We previously released an M&A Watch note detailing the recent NY decision of In re Xerox Corporation Consolidated Shareholder Litigation and the subsequent settlement agreement entered into between activist investors Carl Icahn and Darwin Deason and the Xerox Corporation (“Xerox”). The agreement provided for the resignations of Xerox’s CEO, Jeff Jacobson, and six other members of Xerox’s board, with the newly opened vacancies to be filled by Icahn’s and Deason’s designees. The agreement was to become effective upon dismissal of the litigation.

In an unexpected and unusual turn of events, the parties were apparently unable to agree on terms dismissing the litigation. It is unclear exactly which terms the parties were unable to agree on, but Icahn alleges in an amendment filed to his Schedule 13D that the “Xerox Board declined to take the actions they unanimously approved as in the best interest of Xerox shareholders unless they obtained additional unprecedented protections from the court, which all parties (and the judge!) agree are not required under applicable law.”

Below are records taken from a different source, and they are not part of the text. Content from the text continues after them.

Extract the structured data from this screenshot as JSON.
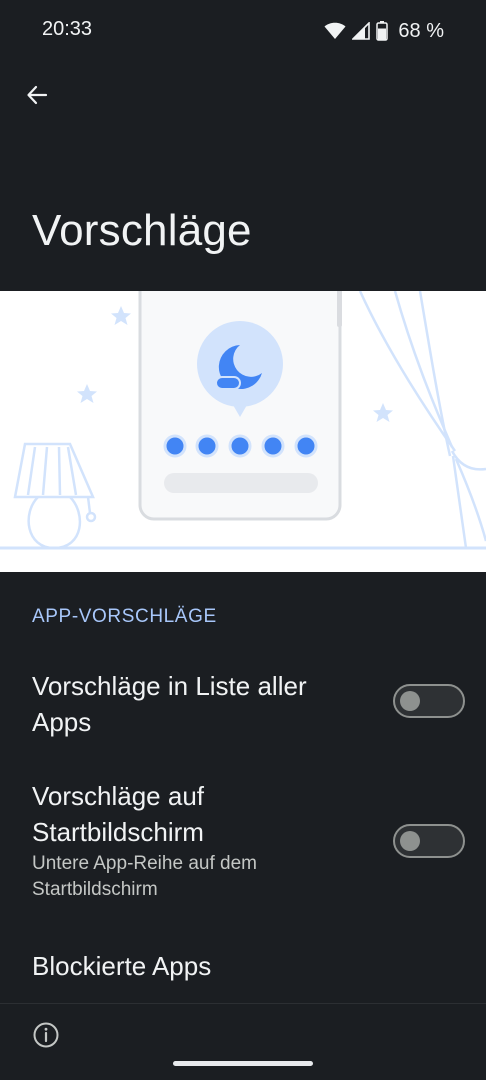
{
  "status_bar": {
    "time": "20:33",
    "battery": "68 %"
  },
  "page": {
    "title": "Vorschläge"
  },
  "section": {
    "header": "APP-VORSCHLÄGE"
  },
  "preferences": [
    {
      "title": "Vorschläge in Liste aller Apps",
      "enabled": false
    },
    {
      "title": "Vorschläge auf Startbildschirm",
      "summary": "Untere App-Reihe auf dem Startbildschirm",
      "enabled": false
    },
    {
      "title": "Blockierte Apps"
    }
  ],
  "icons": {
    "back": "arrow-back-icon",
    "info": "info-icon",
    "wifi": "wifi-icon",
    "signal": "cell-signal-icon",
    "battery": "battery-icon",
    "suggestion": "moon-sleep-icon"
  },
  "colors": {
    "background": "#1b1e22",
    "accent": "#a8c7fa",
    "illustration_blue": "#4285f4"
  }
}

As a result, the settlement between the activist investors and Xerox appears to have fallen apart. Jacobson and the Xerox board will remain in their current roles (at least pending further developments). However, the amendment filed to Icahn’s Schedule 13D indicates that additional litigation may be forthcoming, as it states that Icahn and Deason intend to see that Jeff Jacobson and the other directors “are held fully and personally liable for their misconduct.”